HANNAH HEINEMAN, Mirror Contributing Writer
Community members joined Santa Monica’s Urban Forest Master Plan Task Force on January 23 for the first-ever tour of Santa Monica’s urban forest.
Santa Monica’s City Council created the Task Force to help with the development of a long-range master plan to help ensure the City’s urban forest is perpetuated.
The chair of the Task Force, former Mayor Judy Abdo, told the Mirror the goal of the tour was to “give the Task Force’s members [and others] an overview of the urban forest of the City.”
The comprehensive four-hour tour covered all the City’s neighborhoods and a variety of the City’s street trees. According to Walt Warriner, the City’s Community Forest and Public Landscape Superintendent, Santa Monica’s current tree population is 33,802. Street trees make up 88 percent of the urban forest and 12 percent are park trees. He also stated that the average life of a street tree is 60 years. Tree roots frequently disturb the hardscape surrounding the tree and so the City has to prune the tree’s roots. This pruning can eventually lead to the decay of the street tree.

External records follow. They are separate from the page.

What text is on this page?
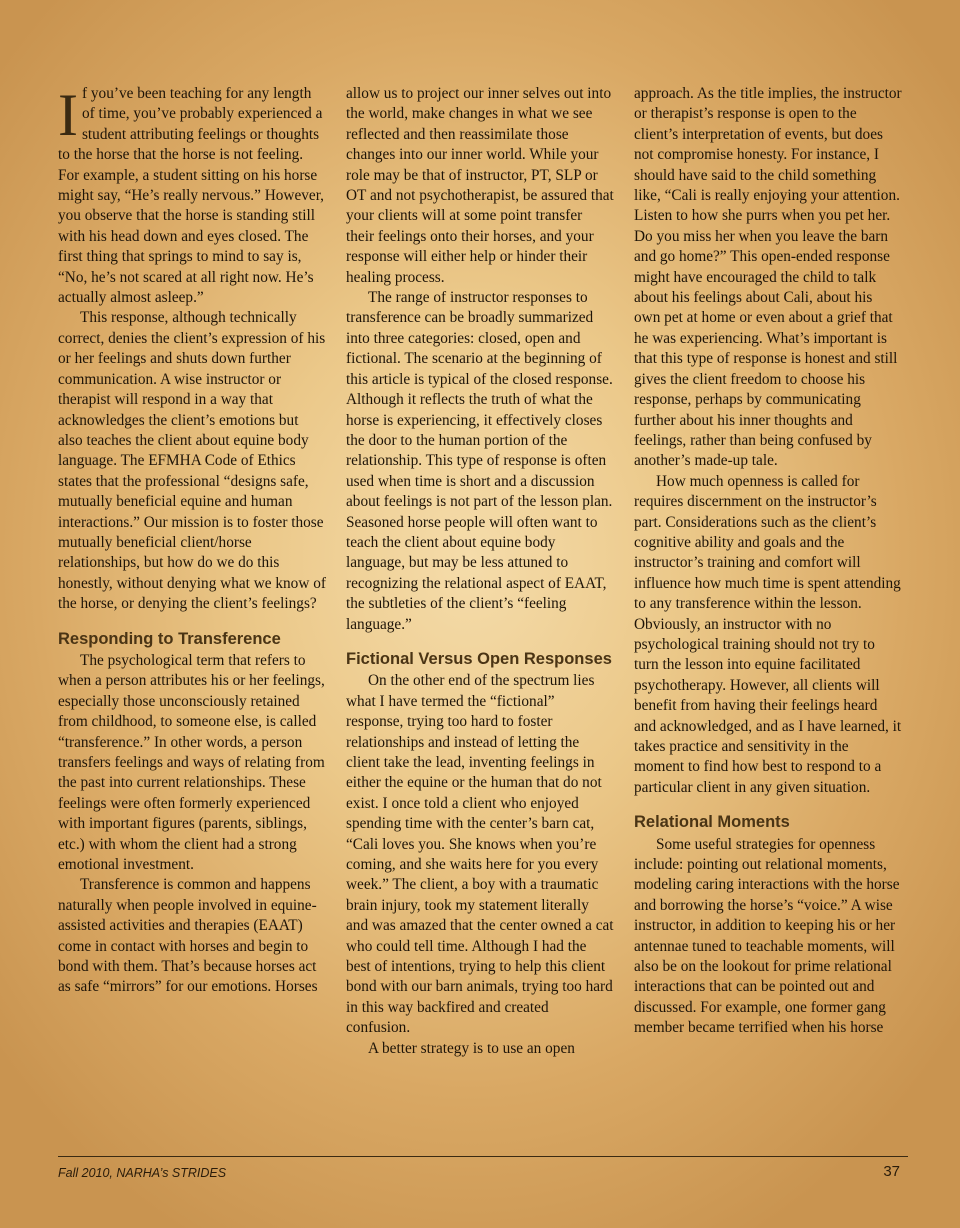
If you’ve been teaching for any length of time, you’ve probably experienced a student attributing feelings or thoughts to the horse that the horse is not feeling. For example, a student sitting on his horse might say, “He’s really nervous.” However, you observe that the horse is standing still with his head down and eyes closed. The first thing that springs to mind to say is, “No, he’s not scared at all right now. He’s actually almost asleep.”

This response, although technically correct, denies the client’s expression of his or her feelings and shuts down further communication. A wise instructor or therapist will respond in a way that acknowledges the client’s emotions but also teaches the client about equine body language. The EFMHA Code of Ethics states that the professional “designs safe, mutually beneficial equine and human interactions.” Our mission is to foster those mutually beneficial client/horse relationships, but how do we do this honestly, without denying what we know of the horse, or denying the client’s feelings?

Responding to Transference

The psychological term that refers to when a person attributes his or her feelings, especially those unconsciously retained from childhood, to someone else, is called “transference.” In other words, a person transfers feelings and ways of relating from the past into current relationships. These feelings were often formerly experienced with important figures (parents, siblings, etc.) with whom the client had a strong emotional investment.

Transference is common and happens naturally when people involved in equine-assisted activities and therapies (EAAT) come in contact with horses and begin to bond with them. That’s because horses act as safe “mirrors” for our emotions. Horses

allow us to project our inner selves out into the world, make changes in what we see reflected and then reassimilate those changes into our inner world. While your role may be that of instructor, PT, SLP or OT and not psychotherapist, be assured that your clients will at some point transfer their feelings onto their horses, and your response will either help or hinder their healing process.

The range of instructor responses to transference can be broadly summarized into three categories: closed, open and fictional. The scenario at the beginning of this article is typical of the closed response. Although it reflects the truth of what the horse is experiencing, it effectively closes the door to the human portion of the relationship. This type of response is often used when time is short and a discussion about feelings is not part of the lesson plan. Seasoned horse people will often want to teach the client about equine body language, but may be less attuned to recognizing the relational aspect of EAAT, the subtleties of the client’s “feeling language.”

Fictional Versus Open Responses

On the other end of the spectrum lies what I have termed the “fictional” response, trying too hard to foster relationships and instead of letting the client take the lead, inventing feelings in either the equine or the human that do not exist. I once told a client who enjoyed spending time with the center’s barn cat, “Cali loves you. She knows when you’re coming, and she waits here for you every week.” The client, a boy with a traumatic brain injury, took my statement literally and was amazed that the center owned a cat who could tell time. Although I had the best of intentions, trying to help this client bond with our barn animals, trying too hard in this way backfired and created confusion.

A better strategy is to use an open

approach. As the title implies, the instructor or therapist’s response is open to the client’s interpretation of events, but does not compromise honesty. For instance, I should have said to the child something like, “Cali is really enjoying your attention. Listen to how she purrs when you pet her. Do you miss her when you leave the barn and go home?” This open-ended response might have encouraged the child to talk about his feelings about Cali, about his own pet at home or even about a grief that he was experiencing. What’s important is that this type of response is honest and still gives the client freedom to choose his response, perhaps by communicating further about his inner thoughts and feelings, rather than being confused by another’s made-up tale.

How much openness is called for requires discernment on the instructor’s part. Considerations such as the client’s cognitive ability and goals and the instructor’s training and comfort will influence how much time is spent attending to any transference within the lesson. Obviously, an instructor with no psychological training should not try to turn the lesson into equine facilitated psychotherapy. However, all clients will benefit from having their feelings heard and acknowledged, and as I have learned, it takes practice and sensitivity in the moment to find how best to respond to a particular client in any given situation.

Relational Moments

Some useful strategies for openness include: pointing out relational moments, modeling caring interactions with the horse and borrowing the horse’s “voice.” A wise instructor, in addition to keeping his or her antennae tuned to teachable moments, will also be on the lookout for prime relational interactions that can be pointed out and discussed. For example, one former gang member became terrified when his horse

Fall 2010, NARHA’s STRIDES	37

The tour began on Airport Avenue with a view of the date palms that had been planted as part of the improvements for that avenue. Warriner noted that the carob trees that are in a state of decline there would eventually be removed “as the streetscape design there moves further west.” He also discussed the 2,000 trees the City planted in 1999 and 2000 to commemorate the millennium. The tour drove by those that were planted in the 23rd Street medians.
Tour participants also had the opportunity to stop at a 90-year-old Eucalyptus Cornuta tree at Hill and 14th Streets. They then continued on to Ocean Park Boulevard and heard a brief presentation by City Planner Peter James on the Ocean Park Boulevard streetscape project. The goal of the project is to increase the permeable area on the boulevard and make it safer for pedestrians and cyclists. Right now there are 75 trees on the boulevard and nine of them will be replaced. More trees are also going to be planted. The Task Force will be reviewing the plan before it goes forward.
Warriner also discussed what would happen to the trees that are part of the landscape surrounding Santa Monica Place after its remodel. The magnolias will be protected when Macy’s is converted to Bloomingdale’s but the palm trees in the planter at 4th Street and Colorado will be moved. Trees from the Nordstrom’s area were moved to Virginia Avenue Park.
Another stop was at the Fairmont Miramar Hotel so all the tour participants could view the Moreton Bay Fig Tree that was designated a historic landmark by Santa Monica’s Landmarks Commission in 1976. Senator John P. Jones, the founder of Santa Monica, planted the tree in 1897. The tour also stopped at the cedar tree that was planted in 1912 and landmarked in 2002 at 918 5th Street.
The tour concluded with a drive by the palm trees that line Palisades Park and the area from the Pier to Venice.
For this fiscal year the City’s Community Forest Operations plans on trimming approximately 8,000 trees citywide, removing and replacing an estimate of 300 trees, and planting an additional 50 new trees. The current annual tree-pruning budget is $1 million.
After the tour Santa Monica Treesavers co-founder Susan Hartley stated, “The tour reaffirmed how fortunate Santa Monica is to have such an incredible public and private urban forest and our absolute need to protect, preserve and enhance it. What a breathtaking way to spend a Saturday.”